# JD 770 owners-



## purpony (Dec 2, 2006)

I have been searching around the web without much luck in finding 770 info. I am going to look at a 91 4x4 770 this afternoon. It has a FEL, post hole digger, york rake, and wieght box with 400hrs for $8900?

I am looking for a tractor for around my 2.5 acre lot to more firewood, mulch, dirt, run a rear finishing mower, more snow, etc.

I was looking at a brand new 2320 or some older kubotas, like the b7100 etc, but i grew up with JDs and would like to stick to one..... I think also I would like to find something used in good shape... only thing is to my knowledge, the 770 is a gear tranny....

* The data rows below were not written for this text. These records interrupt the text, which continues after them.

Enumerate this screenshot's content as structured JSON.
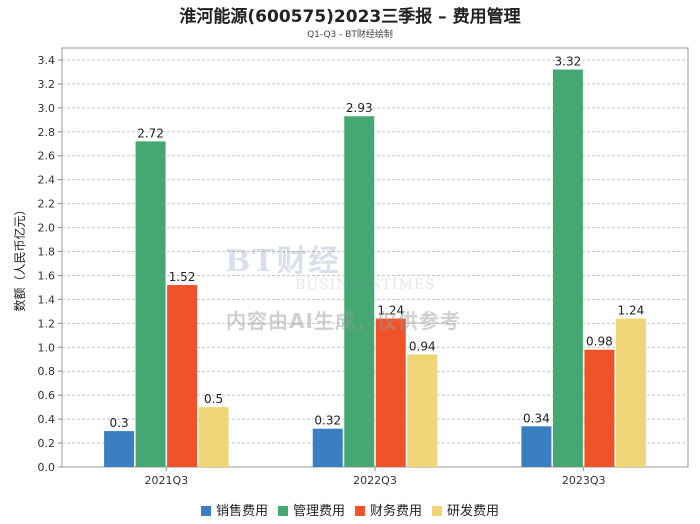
{
  "chart_data": {
    "type": "bar",
    "title": "淮河能源(600575)2023三季报 – 费用管理",
    "subtitle": "Q1-Q3 - BT财经绘制",
    "xlabel": "",
    "ylabel": "数额（人民币亿元）",
    "categories": [
      "2021Q3",
      "2022Q3",
      "2023Q3"
    ],
    "series": [
      {
        "name": "销售费用",
        "color": "#3a7fc1",
        "values": [
          0.3,
          0.32,
          0.34
        ],
        "labels": [
          "0.3",
          "0.32",
          "0.34"
        ]
      },
      {
        "name": "管理费用",
        "color": "#45a872",
        "values": [
          2.72,
          2.93,
          3.32
        ],
        "labels": [
          "2.72",
          "2.93",
          "3.32"
        ]
      },
      {
        "name": "财务费用",
        "color": "#f0532a",
        "values": [
          1.52,
          1.24,
          0.98
        ],
        "labels": [
          "1.52",
          "1.24",
          "0.98"
        ]
      },
      {
        "name": "研发费用",
        "color": "#efd576",
        "values": [
          0.5,
          0.94,
          1.24
        ],
        "labels": [
          "0.5",
          "0.94",
          "1.24"
        ]
      }
    ],
    "ylim": [
      0,
      3.5
    ],
    "yticks": [
      "0.0",
      "0.2",
      "0.4",
      "0.6",
      "0.8",
      "1.0",
      "1.2",
      "1.4",
      "1.6",
      "1.8",
      "2.0",
      "2.2",
      "2.4",
      "2.6",
      "2.8",
      "3.0",
      "3.2",
      "3.4"
    ],
    "grid": true,
    "legend": "bottom"
  },
  "watermark": {
    "brand": "BT财经",
    "sub": "BUSINESSTIMES",
    "note": "内容由AI生成，仅供参考"
  }
}
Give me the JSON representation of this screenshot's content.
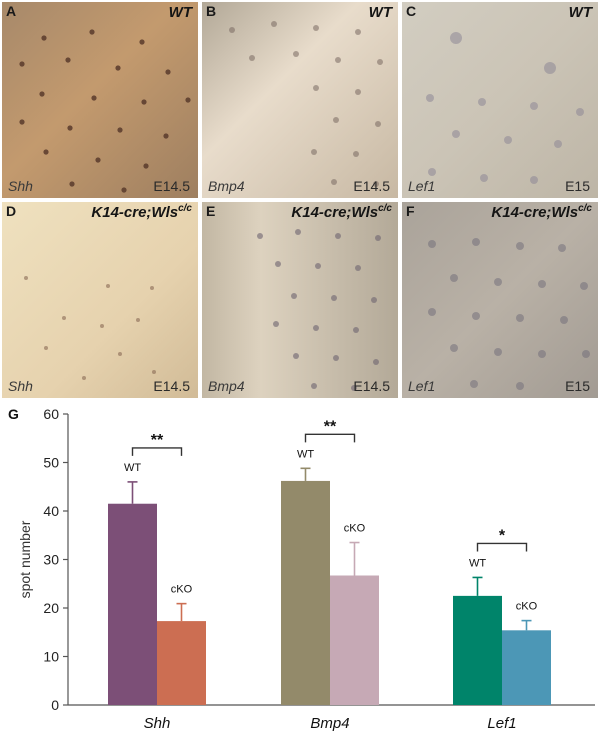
{
  "panels": [
    {
      "label": "A",
      "genotype": "WT",
      "genotype_sup": "",
      "gene": "Shh",
      "stage": "E14.5"
    },
    {
      "label": "B",
      "genotype": "WT",
      "genotype_sup": "",
      "gene": "Bmp4",
      "stage": "E14.5"
    },
    {
      "label": "C",
      "genotype": "WT",
      "genotype_sup": "",
      "gene": "Lef1",
      "stage": "E15"
    },
    {
      "label": "D",
      "genotype": "K14-cre;Wls",
      "genotype_sup": "c/c",
      "gene": "Shh",
      "stage": "E14.5"
    },
    {
      "label": "E",
      "genotype": "K14-cre;Wls",
      "genotype_sup": "c/c",
      "gene": "Bmp4",
      "stage": "E14.5"
    },
    {
      "label": "F",
      "genotype": "K14-cre;Wls",
      "genotype_sup": "c/c",
      "gene": "Lef1",
      "stage": "E15"
    }
  ],
  "chart_label": "G",
  "chart_data": {
    "type": "bar",
    "categories": [
      "Shh",
      "Bmp4",
      "Lef1"
    ],
    "ylabel": "spot number",
    "ylim": [
      0,
      60
    ],
    "yticks": [
      0,
      10,
      20,
      30,
      40,
      50,
      60
    ],
    "groups": [
      {
        "category": "Shh",
        "bars": [
          {
            "label": "WT",
            "value": 41.5,
            "error": 4.5,
            "color": "#7c4f77"
          },
          {
            "label": "cKO",
            "value": 17.3,
            "error": 3.6,
            "color": "#cc6e52"
          }
        ],
        "significance": "**"
      },
      {
        "category": "Bmp4",
        "bars": [
          {
            "label": "WT",
            "value": 46.2,
            "error": 2.6,
            "color": "#938a6a"
          },
          {
            "label": "cKO",
            "value": 26.7,
            "error": 6.8,
            "color": "#c6a9b5"
          }
        ],
        "significance": "**"
      },
      {
        "category": "Lef1",
        "bars": [
          {
            "label": "WT",
            "value": 22.5,
            "error": 3.8,
            "color": "#00846a"
          },
          {
            "label": "cKO",
            "value": 15.4,
            "error": 2.0,
            "color": "#4c97b6"
          }
        ],
        "significance": "*"
      }
    ]
  }
}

anyone that owns or has owned a 770, how did it perform? how did you like it?

thanks


----------



## JDFANATIC (Dec 28, 2005)

Wonderful tractor; same formula as the 750 before it and the 790 today. Like you said, it is a gear machine. Considering the attachments and low hours, it sounds like a good deal. I have a friend with this tractor and he runs an 84" RFM (not recommended, but he has gotten away with it for 10+ years).


----------



## Thomas (Nov 1, 2006)

Morning purpony.
I have B7100HST and they are great working little mule,only problem they don't have power steering 

There couple site which maybe some help///
Tractorhouse.com
Ironsearch.com


----------